18. Il résulte de tout ce qui précède que les conclusions à fin d'annulation présentées par Mme A, dirigées contre l'arrêté du préfet du Finistère du 10 juin 2024, doivent être rejetées.

Sur les conclusions aux fins d'injonction et d'astreinte :

19. L'exécution du présent jugement n'implique ni la délivrance d'un titre de séjour, ni le réexamen de la situation de Mme A. Les conclusions d'injonction sous astreinte présentées en ce sens doivent, par suite, être écartées.

Sur les frais liés au litige :

20. Les dispositions de l'article L. 761-1 du code de justice administrative font obstacle à ce qu'il soit mis à la charge de l'État, qui n'est pas, dans la présente instance, la partie perdante, la somme de 1 500 € que demande Mme A au titre des frais de procès non compris dans les dépens.

D É C I D E :

Article 1er : L'arrêté du préfet du Finistère du 10 juin 2024 est annulé en tant seulement qu'il interdit à Mme A le retour sur le territoire français pendant un an.

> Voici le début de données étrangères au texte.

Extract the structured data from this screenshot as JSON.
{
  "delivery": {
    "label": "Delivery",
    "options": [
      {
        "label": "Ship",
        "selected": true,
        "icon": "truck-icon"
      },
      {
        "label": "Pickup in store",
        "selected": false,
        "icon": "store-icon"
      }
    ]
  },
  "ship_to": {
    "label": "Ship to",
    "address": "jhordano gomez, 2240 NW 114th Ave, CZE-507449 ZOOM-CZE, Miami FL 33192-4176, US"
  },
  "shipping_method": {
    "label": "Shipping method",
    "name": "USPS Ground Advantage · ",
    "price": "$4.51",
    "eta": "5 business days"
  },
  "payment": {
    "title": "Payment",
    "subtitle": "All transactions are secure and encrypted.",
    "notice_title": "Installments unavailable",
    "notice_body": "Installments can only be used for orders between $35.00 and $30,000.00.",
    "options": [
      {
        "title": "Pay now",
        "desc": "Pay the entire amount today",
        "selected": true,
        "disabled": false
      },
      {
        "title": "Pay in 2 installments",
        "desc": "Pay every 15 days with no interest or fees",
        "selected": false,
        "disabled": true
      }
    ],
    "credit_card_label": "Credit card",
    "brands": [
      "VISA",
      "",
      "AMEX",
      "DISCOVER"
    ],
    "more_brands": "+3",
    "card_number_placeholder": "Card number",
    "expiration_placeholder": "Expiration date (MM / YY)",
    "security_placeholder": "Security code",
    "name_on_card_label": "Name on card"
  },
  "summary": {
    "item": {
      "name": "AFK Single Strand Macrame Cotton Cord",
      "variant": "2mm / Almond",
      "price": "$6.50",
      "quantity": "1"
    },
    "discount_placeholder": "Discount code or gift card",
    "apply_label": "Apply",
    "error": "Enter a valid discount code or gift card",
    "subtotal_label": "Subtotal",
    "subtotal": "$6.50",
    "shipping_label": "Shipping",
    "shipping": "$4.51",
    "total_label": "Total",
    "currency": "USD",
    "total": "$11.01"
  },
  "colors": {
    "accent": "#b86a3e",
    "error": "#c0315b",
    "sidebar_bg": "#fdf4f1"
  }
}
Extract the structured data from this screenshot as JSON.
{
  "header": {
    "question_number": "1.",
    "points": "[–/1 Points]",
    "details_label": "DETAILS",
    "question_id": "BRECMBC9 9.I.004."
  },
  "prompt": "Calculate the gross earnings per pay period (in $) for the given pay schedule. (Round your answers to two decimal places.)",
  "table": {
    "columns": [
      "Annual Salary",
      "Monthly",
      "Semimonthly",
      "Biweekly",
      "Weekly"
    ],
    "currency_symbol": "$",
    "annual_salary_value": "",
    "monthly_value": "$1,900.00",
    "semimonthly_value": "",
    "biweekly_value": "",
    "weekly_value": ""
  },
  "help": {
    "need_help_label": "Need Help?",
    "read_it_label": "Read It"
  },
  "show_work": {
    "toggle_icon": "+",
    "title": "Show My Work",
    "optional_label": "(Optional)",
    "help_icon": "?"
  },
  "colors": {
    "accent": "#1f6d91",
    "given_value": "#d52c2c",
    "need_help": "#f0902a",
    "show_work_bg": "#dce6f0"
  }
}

Article 2 : Le surplus de la requête de Mme A est rejeté.

Article 3 : Le présent jugement sera notifié à Mme B A et au préfet du Finistère.

Délibéré après l'audience du 19 novembre 2024, où siégeaient :

M. Tronel, président,

M. Terras, premier conseiller,

Mme Thielien, première conseillère.

Rendu public par mise à disposition au greffe le 10 décembre 2024.

Le président rapporteur,

Signé

N. Tronel L'assesseur le plus ancien,

Signé

F. Terras

La greffière,

Signé

E. Douillard

La République mande et ordonne au préfet du Finistère en ce qui le concerne ou à tous commissaires de justice à ce requis en ce qui concerne les voies de droit commun, contre les parties privées, de pourvoir à l'exécution de la présente décision.